Lazarus Raised from the Dead
John 11:1-44 6 min listen in appLazarus lives in Bethany, a village about two miles from Jerusalem, with his sisters Mary and Martha. They're close friends of Jesus — the kind of people he stays with when he's in the area. When Lazarus falls seriously ill, the sisters send word to Jesus: "Lord, the one you love is sick."

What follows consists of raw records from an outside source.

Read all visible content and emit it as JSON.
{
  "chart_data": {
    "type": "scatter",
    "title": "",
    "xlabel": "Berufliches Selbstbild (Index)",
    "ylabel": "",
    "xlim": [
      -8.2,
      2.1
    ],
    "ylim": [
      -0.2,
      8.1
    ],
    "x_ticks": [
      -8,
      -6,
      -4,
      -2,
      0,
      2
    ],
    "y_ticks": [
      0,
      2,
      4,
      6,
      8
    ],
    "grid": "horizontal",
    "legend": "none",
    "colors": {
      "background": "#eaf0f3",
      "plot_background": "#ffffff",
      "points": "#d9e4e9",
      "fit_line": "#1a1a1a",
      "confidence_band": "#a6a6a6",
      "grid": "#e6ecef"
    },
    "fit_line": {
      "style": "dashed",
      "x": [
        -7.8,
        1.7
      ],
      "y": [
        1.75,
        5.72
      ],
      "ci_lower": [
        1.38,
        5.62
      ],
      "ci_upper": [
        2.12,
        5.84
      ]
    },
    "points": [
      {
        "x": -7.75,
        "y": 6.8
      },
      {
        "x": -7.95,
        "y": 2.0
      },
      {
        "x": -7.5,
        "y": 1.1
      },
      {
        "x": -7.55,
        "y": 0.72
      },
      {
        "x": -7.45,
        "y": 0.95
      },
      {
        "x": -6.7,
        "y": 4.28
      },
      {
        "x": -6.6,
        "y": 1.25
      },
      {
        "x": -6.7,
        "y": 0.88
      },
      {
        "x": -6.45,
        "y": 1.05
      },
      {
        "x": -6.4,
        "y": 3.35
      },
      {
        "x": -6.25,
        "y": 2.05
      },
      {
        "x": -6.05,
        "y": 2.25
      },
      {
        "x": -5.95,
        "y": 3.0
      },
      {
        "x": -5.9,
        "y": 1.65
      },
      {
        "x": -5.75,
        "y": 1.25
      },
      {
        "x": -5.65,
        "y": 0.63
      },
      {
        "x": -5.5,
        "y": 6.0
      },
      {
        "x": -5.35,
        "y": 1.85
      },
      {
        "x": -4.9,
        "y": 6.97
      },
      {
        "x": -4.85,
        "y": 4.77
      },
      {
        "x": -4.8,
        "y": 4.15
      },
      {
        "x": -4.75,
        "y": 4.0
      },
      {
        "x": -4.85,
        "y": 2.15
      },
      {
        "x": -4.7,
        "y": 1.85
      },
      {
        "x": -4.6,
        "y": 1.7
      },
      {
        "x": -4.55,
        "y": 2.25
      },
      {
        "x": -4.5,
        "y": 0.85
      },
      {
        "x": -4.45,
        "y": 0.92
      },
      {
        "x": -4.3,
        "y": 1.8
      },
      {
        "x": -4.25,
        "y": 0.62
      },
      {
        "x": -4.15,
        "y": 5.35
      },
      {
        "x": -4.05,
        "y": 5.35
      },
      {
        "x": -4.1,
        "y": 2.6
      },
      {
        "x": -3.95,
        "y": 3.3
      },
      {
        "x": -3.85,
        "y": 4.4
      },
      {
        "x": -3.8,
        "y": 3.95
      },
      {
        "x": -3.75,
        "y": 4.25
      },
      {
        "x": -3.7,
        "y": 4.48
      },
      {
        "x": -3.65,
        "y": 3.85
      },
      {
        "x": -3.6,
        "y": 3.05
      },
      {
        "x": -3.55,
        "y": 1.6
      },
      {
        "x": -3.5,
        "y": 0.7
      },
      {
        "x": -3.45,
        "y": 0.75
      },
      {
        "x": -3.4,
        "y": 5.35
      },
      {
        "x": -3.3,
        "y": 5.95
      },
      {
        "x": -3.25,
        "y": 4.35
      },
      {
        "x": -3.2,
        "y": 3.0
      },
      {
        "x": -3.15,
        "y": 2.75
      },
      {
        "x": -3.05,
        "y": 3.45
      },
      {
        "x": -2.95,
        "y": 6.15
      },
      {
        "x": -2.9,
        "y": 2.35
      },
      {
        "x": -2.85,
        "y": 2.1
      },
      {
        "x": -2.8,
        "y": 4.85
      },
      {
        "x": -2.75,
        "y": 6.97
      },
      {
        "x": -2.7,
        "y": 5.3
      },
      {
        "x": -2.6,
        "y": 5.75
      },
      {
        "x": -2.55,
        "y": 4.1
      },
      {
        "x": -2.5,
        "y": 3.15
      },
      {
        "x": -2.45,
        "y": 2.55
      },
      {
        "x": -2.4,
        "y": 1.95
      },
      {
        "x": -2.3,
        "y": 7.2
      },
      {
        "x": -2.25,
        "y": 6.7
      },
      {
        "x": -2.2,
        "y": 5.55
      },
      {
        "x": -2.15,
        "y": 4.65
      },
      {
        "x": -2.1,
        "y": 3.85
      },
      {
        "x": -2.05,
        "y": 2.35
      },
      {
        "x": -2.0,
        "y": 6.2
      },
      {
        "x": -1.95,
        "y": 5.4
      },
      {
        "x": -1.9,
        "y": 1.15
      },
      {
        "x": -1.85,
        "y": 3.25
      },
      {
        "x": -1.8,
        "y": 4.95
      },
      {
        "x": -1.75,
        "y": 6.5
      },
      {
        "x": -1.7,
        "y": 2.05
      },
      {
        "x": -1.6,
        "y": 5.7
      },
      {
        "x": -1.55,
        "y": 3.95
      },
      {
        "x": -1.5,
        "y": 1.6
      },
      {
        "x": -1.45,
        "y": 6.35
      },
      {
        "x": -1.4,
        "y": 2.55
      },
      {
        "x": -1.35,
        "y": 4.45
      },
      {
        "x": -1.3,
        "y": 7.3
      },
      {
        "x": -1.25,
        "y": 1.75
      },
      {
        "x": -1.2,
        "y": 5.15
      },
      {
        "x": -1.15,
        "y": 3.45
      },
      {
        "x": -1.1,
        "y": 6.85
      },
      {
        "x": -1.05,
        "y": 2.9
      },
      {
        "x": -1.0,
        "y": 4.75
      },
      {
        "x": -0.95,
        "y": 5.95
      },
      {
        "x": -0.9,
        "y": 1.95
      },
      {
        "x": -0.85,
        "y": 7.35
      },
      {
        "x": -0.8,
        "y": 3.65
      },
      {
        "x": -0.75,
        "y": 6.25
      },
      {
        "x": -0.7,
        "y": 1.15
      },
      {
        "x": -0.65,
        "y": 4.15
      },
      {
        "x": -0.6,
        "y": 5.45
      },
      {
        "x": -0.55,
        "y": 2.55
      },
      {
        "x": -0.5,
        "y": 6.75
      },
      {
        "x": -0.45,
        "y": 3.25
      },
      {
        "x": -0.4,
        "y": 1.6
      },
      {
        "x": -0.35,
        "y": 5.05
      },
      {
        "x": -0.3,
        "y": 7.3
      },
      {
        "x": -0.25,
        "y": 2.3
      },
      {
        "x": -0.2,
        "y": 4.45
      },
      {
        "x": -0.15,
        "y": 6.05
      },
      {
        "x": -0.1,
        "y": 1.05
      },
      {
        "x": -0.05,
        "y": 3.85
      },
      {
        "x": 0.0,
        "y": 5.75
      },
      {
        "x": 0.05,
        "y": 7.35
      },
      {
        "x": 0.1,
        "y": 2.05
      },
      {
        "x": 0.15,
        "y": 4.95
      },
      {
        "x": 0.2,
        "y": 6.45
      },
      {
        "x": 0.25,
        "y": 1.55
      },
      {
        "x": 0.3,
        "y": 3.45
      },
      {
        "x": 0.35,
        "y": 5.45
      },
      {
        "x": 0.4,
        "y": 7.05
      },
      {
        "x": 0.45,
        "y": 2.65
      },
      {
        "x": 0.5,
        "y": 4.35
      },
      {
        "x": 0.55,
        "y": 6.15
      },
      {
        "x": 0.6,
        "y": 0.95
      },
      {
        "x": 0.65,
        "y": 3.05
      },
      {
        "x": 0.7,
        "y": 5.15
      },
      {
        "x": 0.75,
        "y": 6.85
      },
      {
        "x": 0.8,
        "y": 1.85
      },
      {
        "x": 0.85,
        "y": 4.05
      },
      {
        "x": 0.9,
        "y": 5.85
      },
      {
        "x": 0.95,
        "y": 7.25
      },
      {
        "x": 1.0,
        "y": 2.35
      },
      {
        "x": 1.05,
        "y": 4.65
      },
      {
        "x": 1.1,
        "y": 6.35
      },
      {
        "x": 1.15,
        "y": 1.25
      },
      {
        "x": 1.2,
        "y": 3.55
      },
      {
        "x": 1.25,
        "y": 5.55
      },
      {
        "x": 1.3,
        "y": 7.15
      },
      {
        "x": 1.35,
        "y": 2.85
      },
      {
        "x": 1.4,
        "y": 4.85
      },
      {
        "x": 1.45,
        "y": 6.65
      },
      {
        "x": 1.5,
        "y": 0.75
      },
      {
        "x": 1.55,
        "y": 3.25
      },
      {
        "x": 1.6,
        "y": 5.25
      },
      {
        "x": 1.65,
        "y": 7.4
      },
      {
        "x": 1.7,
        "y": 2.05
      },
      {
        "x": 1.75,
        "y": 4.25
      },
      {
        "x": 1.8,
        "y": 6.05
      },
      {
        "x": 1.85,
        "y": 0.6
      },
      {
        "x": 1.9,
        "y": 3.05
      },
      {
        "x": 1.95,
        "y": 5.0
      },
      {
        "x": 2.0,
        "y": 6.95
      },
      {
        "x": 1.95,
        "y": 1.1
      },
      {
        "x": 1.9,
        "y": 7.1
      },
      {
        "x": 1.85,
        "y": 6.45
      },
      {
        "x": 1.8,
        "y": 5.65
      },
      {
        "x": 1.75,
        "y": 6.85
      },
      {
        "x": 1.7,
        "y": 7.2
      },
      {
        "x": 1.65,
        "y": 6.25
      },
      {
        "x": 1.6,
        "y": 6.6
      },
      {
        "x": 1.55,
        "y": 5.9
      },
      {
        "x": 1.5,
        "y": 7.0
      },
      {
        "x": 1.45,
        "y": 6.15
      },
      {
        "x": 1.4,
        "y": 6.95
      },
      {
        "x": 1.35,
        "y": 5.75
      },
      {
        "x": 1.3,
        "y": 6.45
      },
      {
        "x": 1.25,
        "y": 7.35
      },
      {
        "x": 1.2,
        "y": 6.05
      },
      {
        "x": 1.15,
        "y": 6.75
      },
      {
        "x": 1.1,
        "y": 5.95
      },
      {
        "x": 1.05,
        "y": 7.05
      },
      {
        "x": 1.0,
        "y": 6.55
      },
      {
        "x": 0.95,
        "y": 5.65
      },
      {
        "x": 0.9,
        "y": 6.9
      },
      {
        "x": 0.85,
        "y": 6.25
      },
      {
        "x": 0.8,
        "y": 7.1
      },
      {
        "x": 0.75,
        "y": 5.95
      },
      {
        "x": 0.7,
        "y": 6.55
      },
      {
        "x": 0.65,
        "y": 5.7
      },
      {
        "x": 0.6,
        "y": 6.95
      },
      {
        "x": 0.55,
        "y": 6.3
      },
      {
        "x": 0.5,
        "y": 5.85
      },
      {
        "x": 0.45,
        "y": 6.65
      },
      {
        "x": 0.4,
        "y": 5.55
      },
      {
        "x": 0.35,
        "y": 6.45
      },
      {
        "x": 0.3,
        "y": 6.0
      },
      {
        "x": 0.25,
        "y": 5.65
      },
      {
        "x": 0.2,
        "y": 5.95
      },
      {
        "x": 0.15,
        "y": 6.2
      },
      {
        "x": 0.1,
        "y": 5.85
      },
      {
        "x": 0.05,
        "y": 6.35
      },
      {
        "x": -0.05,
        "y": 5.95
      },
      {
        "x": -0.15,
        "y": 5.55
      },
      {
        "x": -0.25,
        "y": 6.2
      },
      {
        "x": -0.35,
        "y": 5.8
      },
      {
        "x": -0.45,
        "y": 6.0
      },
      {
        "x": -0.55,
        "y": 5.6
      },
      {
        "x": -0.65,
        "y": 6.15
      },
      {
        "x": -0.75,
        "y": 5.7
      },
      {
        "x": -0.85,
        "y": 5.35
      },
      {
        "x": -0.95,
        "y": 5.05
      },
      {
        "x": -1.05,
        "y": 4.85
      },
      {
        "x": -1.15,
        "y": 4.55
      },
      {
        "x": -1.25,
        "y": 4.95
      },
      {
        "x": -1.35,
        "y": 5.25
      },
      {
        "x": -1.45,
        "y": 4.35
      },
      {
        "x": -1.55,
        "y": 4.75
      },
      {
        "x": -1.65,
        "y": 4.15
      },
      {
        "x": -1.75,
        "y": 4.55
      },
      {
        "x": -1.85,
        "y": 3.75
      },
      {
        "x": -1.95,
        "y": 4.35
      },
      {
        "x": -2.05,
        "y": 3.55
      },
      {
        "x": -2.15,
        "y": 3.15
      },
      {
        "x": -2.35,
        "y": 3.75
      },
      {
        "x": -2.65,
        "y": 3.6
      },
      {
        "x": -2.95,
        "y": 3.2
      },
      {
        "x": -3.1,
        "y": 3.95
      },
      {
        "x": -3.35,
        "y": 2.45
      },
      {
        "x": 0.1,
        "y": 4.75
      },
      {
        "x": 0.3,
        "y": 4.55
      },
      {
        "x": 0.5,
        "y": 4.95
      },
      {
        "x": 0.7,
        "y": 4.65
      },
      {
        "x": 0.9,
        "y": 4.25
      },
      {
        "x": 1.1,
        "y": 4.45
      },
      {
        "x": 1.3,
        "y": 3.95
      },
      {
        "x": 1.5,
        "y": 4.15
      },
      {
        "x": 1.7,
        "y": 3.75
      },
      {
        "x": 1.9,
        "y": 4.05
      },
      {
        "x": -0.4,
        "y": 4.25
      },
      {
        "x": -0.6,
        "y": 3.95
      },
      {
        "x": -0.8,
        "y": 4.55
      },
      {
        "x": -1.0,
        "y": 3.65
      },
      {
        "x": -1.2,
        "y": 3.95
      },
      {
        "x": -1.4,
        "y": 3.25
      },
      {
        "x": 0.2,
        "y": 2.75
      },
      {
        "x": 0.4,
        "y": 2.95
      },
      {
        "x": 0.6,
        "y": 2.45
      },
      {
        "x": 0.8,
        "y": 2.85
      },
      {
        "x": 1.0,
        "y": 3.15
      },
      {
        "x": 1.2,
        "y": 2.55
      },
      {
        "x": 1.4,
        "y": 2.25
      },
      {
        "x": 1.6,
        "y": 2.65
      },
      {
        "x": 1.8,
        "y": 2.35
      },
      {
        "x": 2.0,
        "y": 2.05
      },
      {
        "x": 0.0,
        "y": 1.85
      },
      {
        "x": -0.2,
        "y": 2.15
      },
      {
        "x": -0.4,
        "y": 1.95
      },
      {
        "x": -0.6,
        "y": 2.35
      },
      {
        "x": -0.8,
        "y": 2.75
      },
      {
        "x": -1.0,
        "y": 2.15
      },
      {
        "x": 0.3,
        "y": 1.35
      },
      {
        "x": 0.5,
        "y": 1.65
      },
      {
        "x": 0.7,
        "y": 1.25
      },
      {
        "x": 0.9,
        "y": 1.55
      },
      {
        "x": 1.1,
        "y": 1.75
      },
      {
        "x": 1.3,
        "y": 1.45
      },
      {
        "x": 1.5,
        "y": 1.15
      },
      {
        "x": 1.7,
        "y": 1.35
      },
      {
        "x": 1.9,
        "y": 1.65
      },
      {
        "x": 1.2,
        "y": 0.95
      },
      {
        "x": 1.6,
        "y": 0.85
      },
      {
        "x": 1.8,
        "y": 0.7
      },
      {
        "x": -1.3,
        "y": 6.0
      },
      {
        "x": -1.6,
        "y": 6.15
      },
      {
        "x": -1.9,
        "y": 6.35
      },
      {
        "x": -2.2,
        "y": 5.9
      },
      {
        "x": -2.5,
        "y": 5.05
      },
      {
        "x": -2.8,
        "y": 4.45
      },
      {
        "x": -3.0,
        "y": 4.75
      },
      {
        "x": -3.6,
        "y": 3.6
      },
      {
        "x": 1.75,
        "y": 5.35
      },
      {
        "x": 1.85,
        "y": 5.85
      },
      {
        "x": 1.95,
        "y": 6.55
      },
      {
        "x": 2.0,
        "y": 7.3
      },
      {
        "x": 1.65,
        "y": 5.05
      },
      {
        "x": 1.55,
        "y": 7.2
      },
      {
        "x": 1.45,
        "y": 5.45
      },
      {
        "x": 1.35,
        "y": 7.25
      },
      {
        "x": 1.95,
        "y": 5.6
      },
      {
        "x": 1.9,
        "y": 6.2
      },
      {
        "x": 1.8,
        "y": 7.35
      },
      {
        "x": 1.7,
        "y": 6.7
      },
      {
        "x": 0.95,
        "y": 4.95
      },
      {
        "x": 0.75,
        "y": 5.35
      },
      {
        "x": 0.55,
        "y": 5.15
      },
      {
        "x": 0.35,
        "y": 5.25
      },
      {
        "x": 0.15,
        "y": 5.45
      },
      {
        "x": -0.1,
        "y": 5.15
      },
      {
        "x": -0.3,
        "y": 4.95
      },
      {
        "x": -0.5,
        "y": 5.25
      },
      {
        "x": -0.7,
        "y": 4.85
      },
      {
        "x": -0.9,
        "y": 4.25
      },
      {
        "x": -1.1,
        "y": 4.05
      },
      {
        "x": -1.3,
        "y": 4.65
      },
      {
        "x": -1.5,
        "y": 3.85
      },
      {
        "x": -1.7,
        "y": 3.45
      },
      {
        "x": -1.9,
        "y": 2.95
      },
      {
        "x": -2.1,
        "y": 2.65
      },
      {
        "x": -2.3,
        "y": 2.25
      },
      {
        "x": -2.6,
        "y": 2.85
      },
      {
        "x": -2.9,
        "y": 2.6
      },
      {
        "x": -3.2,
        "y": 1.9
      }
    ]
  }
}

Here's the part that's hard to understand: Jesus doesn't go immediately. He stays where he is for two more days. He tells his disciples, "This sickness will not end in death. No, it is for God's glory so that God's Son may be glorified through it." By the time Jesus arrives in Bethany, Lazarus has been in the tomb for four days.
The Grief
Martha meets Jesus on the road before he reaches the village. Her words carry a mix of faith and grief: "Lord, if you had been here, my brother would not have died. But I know that even now God will give you whatever you ask." Jesus tells her: "Your brother will rise again." Martha assumes he means at the final resurrection. Then Jesus says something extraordinary:
"I am the resurrection and the life. The one who believes in me will live, even though they die; and whoever lives by believing in me will never die. Do you believe this?" — John 11:25-26
Martha says yes — she believes he is the Messiah. Then Mary comes out, falls at Jesus' feet, and says the same thing Martha said: "Lord, if you had been here, my brother would not have died." She's weeping. The people with her are weeping.
And then comes the shortest and one of the most powerful verses in the Bible: "Jesus wept." He's not weeping because he doesn't know what he's about to do. He weeps because he's standing in the middle of human grief and he feels it. The sorrow of his friends moves him deeply.
The Miracle
Jesus goes to the tomb, which is a cave with a stone across the entrance. He says, "Take away the stone." Martha protests — it's been four days; the body will smell. Jesus reminds her: "Did I not tell you that if you believe, you will see the glory of God?"
They remove the stone. Jesus looks up and prays aloud, thanking the Father, then calls out in a loud voice: "Lazarus, come out!"
And Lazarus walks out. Still wrapped in burial cloths, hands and feet bound, a cloth around his face. Jesus says, "Take off the grave clothes and let him go."
The Ripple Effects
Many of the Jews who witnessed this put their faith in Jesus. But others go straight to the Pharisees and report what happened. The religious leaders convene an emergency meeting. Their concern isn't whether the miracle was real — they don't dispute it. Their concern is political: "If we let him go on like this, everyone will believe in him, and then the Romans will come and take away both our temple and our nation." From that day on, they plot to kill Jesus. And they also plot to kill Lazarus, because his very existence is evidence they can't refute.
The raising of Lazarus is the last and greatest of Jesus' miraculous signs in the Gospel of John. It's a preview of the resurrection, a demonstration that Jesus has authority over death itself. But it's also a deeply human story about grief, waiting, and the moments when God's timing looks wrong until you see what He was building toward.
The Takeaway
God's delays are not God's denials. Sometimes the waiting makes the miracle mean more than an immediate answer ever could.